Many investors "may have expected a more dovish outcome" from the Fed, "especially on the interest-rate projections," said Steven Friedman, a senior economist at BNP Paribas Asset Management.

Futures pointed to a 0.1% opening decline for the S&P 500 on Thursday and a flat opening for the Dow.

Shares of Germany's Commerzbank led gains in European banks following media reports of merger interest by Italy's UniCredit, whose shares were up 2.4%.

Shares of utilities companies in Europe and Asia, considered bond-proxies in the stock market, moved lower. Utilities are a favorite for investors seeking higher yields, so rising interest rates lessen their allure.

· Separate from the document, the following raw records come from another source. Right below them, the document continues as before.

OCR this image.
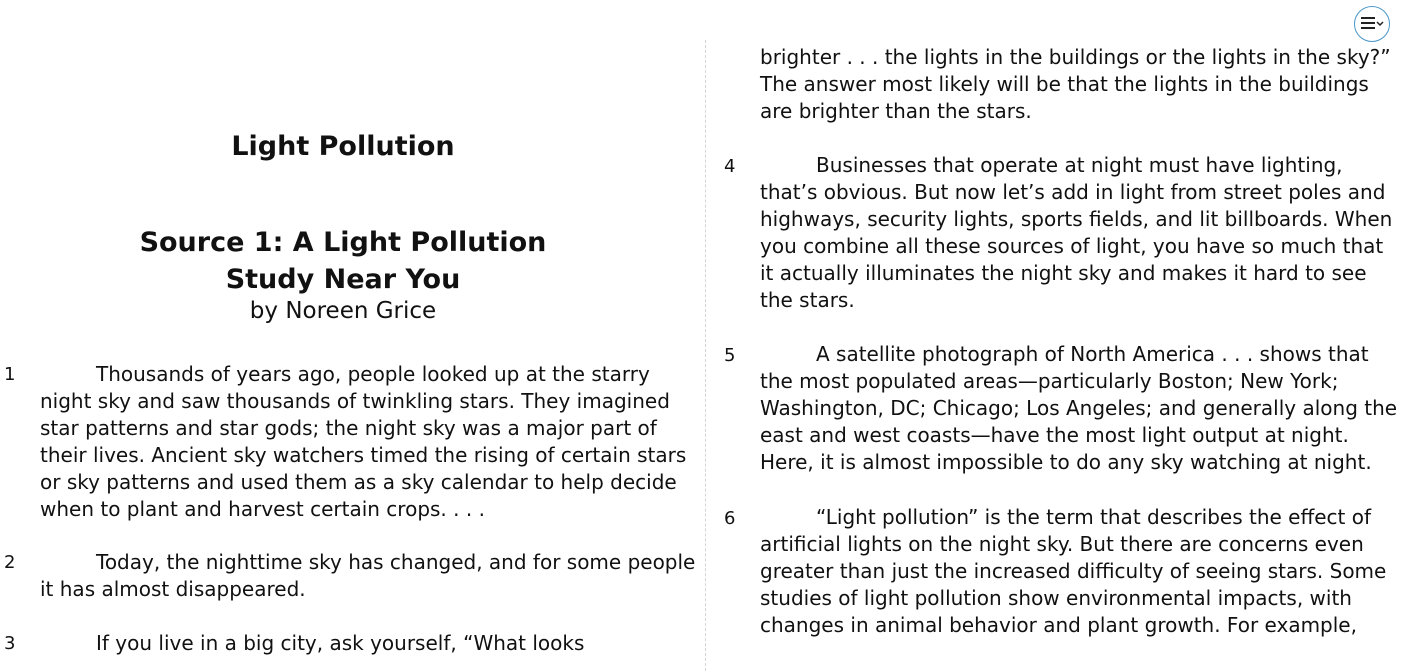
Light Pollution
Source 1: A Light Pollution
Study Near You
by Noreen Grice
1	Thousands of years ago, people looked up at the starry night sky and saw thousands of twinkling stars. They imagined star patterns and star gods; the night sky was a major part of their lives. Ancient sky watchers timed the rising of certain stars or sky patterns and used them as a sky calendar to help decide when to plant and harvest certain crops. . . .

2	Today, the nighttime sky has changed, and for some people it has almost disappeared.

3	If you live in a big city, ask yourself, “What looks

brighter . . . the lights in the buildings or the lights in the sky?” The answer most likely will be that the lights in the buildings are brighter than the stars.

4	Businesses that operate at night must have lighting, that’s obvious. But now let’s add in light from street poles and highways, security lights, sports fields, and lit billboards. When you combine all these sources of light, you have so much that it actually illuminates the night sky and makes it hard to see the stars.

5	A satellite photograph of North America . . . shows that the most populated areas—particularly Boston; New York; Washington, DC; Chicago; Los Angeles; and generally along the east and west coasts—have the most light output at night. Here, it is almost impossible to do any sky watching at night.

6	“Light pollution” is the term that describes the effect of artificial lights on the night sky. But there are concerns even greater than just the increased difficulty of seeing stars. Some studies of light pollution show environmental impacts, with changes in animal behavior and plant growth. For example,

European utilities companies were down 0.8% and telecommunications companies fell 0.5%, while in Australia, the S&P/ASX 200 slid 0.9% as the utilities subindex fell to its lowest level in 2017.

Also weighing down Australian stocks, but helping those in Japan and Europe was a jump in the U.S. dollar which pulled metals prices lower. The WSJ Dollar Index, which tracks the greenback against a basket of 16 currencies, was last up 0.1%, after its biggest gain in a week on Wednesday.

As assets considered safe came under pressure, gold fell 1.2% to $1,301 an ounce, around its lowest since late August.

Yields on 10-year German government bonds rose to 0.473% Thursday, around a six-week high, from 0.435% Wednesday before the Fed decision, while 10-year Treasury yields steadied at 2.270% after climbing to 2.276% Wednesday. The yield on the two-year U.S. Treasury note, which tends to be more sensitive to market expectations, rose to its highest level since November 2008 after the meeting but steadied on Thursday. Yields move inversely to prices.

In Asian trading, Japan's Nikkei Stock Average edged up 0.2%, with insurers gaining on higher bond yields and exporters benefiting from a weaker yen.

Investors showed little reaction after the Bank of Japan left its policy unchanged Thursday, sticking to its massive stimulus program. New board member Goushi Kataoka voted against keeping the interest rate targets unchanged, saying they were insufficient for reaching the bank's inflation target.

Taiwan's Taiex index rose 0.6% in the wake of HTC's $1.1 billion smartphone deal with Google.

Indexes elsewhere in Asia were little changed, with slight declines in Hong Kong, Shanghai and South Korea.